Joseph Schumpeter (1934) Schumpeter calls innovative process as “creative destructions.”

According to Schumpeter, innovation is the key force behind creating new demand. Entrepreneurs bring these innovations to the market front. This bringing of innovation destroys the existing markets and creates new markets. However, it is a cyclical process where in turn this will be destroyed by even newer products or services. The National Innovation Initiative (NII) defines innovation as “the inter-section of invention and insight, leading to the creation of social and economic value”.

Key Terms in this Chapter

Four Factor Theories: In leadership, all leaders should be in tune with four key factors of leadership viz. the led, the leader, the situation, and the communication.

Brain Storming: A technique for problem-solving with the help of a group where spontaneous contributions of ideas from all members of a group emerge after discussion of the problem in the group.

Screening: It is an act of carrying out the examination of people or things in order to decide if they are suitable for a particular task.

Componential Theory: In creativity, it is a comprehensive model of the social and psychological components necessary for an individual to produce creative work where the ideas or outcomes are new and appropriate to the goal.

Design: It is a concept at the mental level converted to create an object which is virtual or real.

Ambidexterity: Refers to a balance between explorations and exploitation in the organizations where the organization will be capable of exploiting their existing competencies while exploring new opportunities.

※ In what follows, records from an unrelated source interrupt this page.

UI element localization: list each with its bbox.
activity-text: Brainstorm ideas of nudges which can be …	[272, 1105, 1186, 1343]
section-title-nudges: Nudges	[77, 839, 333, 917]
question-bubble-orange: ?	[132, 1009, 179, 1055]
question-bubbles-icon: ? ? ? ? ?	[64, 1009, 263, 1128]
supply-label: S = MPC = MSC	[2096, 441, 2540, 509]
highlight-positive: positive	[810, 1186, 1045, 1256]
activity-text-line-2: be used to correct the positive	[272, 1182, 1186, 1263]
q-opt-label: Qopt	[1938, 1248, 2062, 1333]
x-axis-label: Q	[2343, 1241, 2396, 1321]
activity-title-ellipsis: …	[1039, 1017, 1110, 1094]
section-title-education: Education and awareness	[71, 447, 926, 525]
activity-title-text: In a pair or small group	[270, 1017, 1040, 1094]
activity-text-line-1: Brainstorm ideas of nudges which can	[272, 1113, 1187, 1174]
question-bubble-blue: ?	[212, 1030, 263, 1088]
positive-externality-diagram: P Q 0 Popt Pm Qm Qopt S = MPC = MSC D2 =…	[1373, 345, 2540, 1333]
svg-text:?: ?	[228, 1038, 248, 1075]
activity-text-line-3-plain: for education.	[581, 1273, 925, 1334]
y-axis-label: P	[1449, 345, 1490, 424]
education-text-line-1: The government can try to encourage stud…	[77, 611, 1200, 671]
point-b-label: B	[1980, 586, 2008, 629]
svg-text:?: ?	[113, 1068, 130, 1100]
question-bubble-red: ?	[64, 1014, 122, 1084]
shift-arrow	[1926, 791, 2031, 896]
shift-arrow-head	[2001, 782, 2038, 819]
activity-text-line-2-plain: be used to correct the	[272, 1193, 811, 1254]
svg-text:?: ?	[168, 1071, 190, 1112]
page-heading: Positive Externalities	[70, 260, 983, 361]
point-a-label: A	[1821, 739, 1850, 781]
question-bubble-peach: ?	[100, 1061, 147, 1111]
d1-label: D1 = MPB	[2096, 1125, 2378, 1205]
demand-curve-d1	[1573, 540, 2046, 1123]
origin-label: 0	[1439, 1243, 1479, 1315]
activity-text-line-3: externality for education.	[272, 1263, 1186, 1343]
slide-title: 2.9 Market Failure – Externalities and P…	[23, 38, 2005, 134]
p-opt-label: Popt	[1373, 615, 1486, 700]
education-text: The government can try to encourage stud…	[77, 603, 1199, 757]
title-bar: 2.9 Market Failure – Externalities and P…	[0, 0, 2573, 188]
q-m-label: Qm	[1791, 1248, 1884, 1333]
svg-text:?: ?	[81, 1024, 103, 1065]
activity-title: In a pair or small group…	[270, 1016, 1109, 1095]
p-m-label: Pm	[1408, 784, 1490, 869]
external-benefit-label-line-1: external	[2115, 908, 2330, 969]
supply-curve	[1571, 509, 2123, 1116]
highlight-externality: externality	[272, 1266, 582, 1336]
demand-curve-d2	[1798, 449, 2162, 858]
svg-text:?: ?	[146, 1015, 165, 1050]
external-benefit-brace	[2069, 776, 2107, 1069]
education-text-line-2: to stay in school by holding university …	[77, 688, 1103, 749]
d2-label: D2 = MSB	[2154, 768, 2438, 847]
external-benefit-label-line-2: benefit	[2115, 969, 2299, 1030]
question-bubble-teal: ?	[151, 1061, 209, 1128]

Disruption: It refers to a process in which non-conventional models challenge the existing paradigms and eventually replace the dominant models.

Generalization: It is an abstraction having common properties of specific instances which are formulated as general concepts.

Intrapreneurship: It is the act of carrying out the role of an entrepreneur while still working within a large organization.

Ideation: It refers to the creative process of generating, developing, and communicating new ideas, where an idea can be understood as a basic element of thought that can be either visual, concrete, or abstract. Ideation comprises all stages of a thought cycle, from innovation, to development, to actualization.